Suga govt needs to draw up new missile defense system

  • September 17, 2020
  • , Jiji Press , 3:21 p.m.
  • English Press

Tokyo, Sept. 17 (Jiji Press)–The administration of new Japanese Prime Minister Yoshihide Suga faces the urgent task of drawing up new missile defense measures to replace the abandoned plan to deploy Aegis Ashore land-based missile interceptors.

 

In June, Japan decided to scrap the planned deployment of Aegis Ashore, but it has not come up with an alternative defense strategy yet.

 

Discussions in the ruling bloc on aggressive missile defense measures, including the possible acquisition of enemy base attack capability, are expected to run into rough waters.

 

Japan is considering several options for alternatives to the Aegis Ashore system, including construction of new destroyers specializing in missile defense.

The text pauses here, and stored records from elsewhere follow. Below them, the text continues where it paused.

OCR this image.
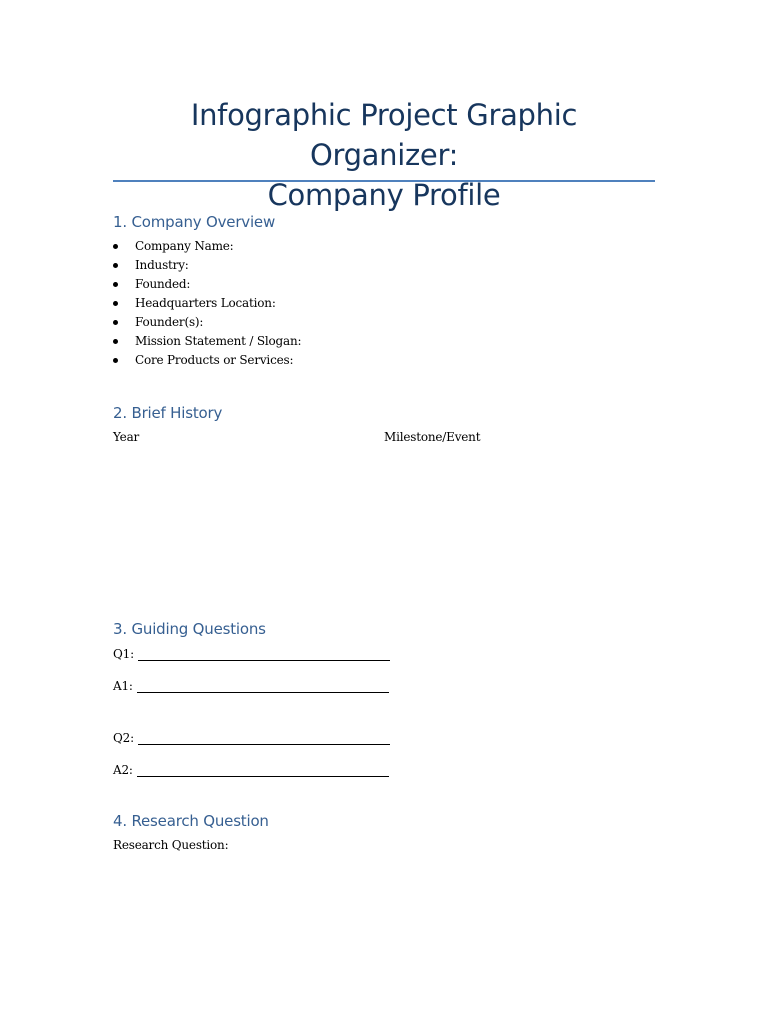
Infographic Project Graphic Organizer:
Company Profile
1. Company Overview
Company Name:
Industry:
Founded:
Headquarters Location:
Founder(s):
Mission Statement / Slogan:
Core Products or Services:
2. Brief History
Year	Milestone/Event
3. Guiding Questions
Q1:
A1:
Q2:
A2:
4. Research Question
Research Question:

But such plans are not attractive enough, from technical and cost standpoints, for the government to make a prompt decision to introduce them.

 

With North Korea accelerating efforts to improve its nuclear and missile technologies, the ruling Liberal Democratic Party and its junior coalition partner, Komeito, need to hammer out a new missile defense system in time for the year-end compilation of the state budget for fiscal 2021, which starts in April.

 

In a statement released this month before his resignation, former Prime Minister Shinzo Abe suggested that the government look at possessing the capability to deter possible missile attacks and called on the new administration to come up with a conclusion on that issue by the end of the year.

 

Meanwhile, Komeito is cautious about holding such capability, due to concerns that it may conflict with Japan’s defense-only security policy.

 

Bilateral talks on Japan’s host-nation financial support for U.S. forces stationed in the country are expected to start in earnest following the Nov. 3 U.S. presidential election.

 

Many believe that U.S. President Donald Trump, if re-elected, is likely to urge Japan to drastically increase that support.

 

The Suga administration also faces the challenge of facilitating the relocation of the U.S. Marine Corps’ Futenma air station within the southernmost Japan prefecture of Okinawa amid persistent local opposition.

 

Under a Japan-U.S. agreement, the government plans to transfer the Futenma base, located in a densely populated area in Ginowan, to the Henoko coastal area in Nago, but the Okinawa prefectural government and locals have been calling for the base to be removed from Okinawa altogether.
 

Another serious security concern for the government is Chinese military activities in the East China Sea. Former Defense Minister Taro Kono has called such activities a “threat” to Japan.

 

The government is considering revisions to its national security strategy, drawn up in 2013, to clarify this recognition, informed sources said.

 

The government will also continue its efforts to strengthen the Self-Defense Forces, which may prompt China to increase its vigilance against Japan as new Defense Minister Nobuo Kishi has strong ties with Taiwan.

 

Additionally, the government needs to boost efforts to deal with new threats in such fields as space and cyberspace, while keeping a close eye on weapons development by China and Russia.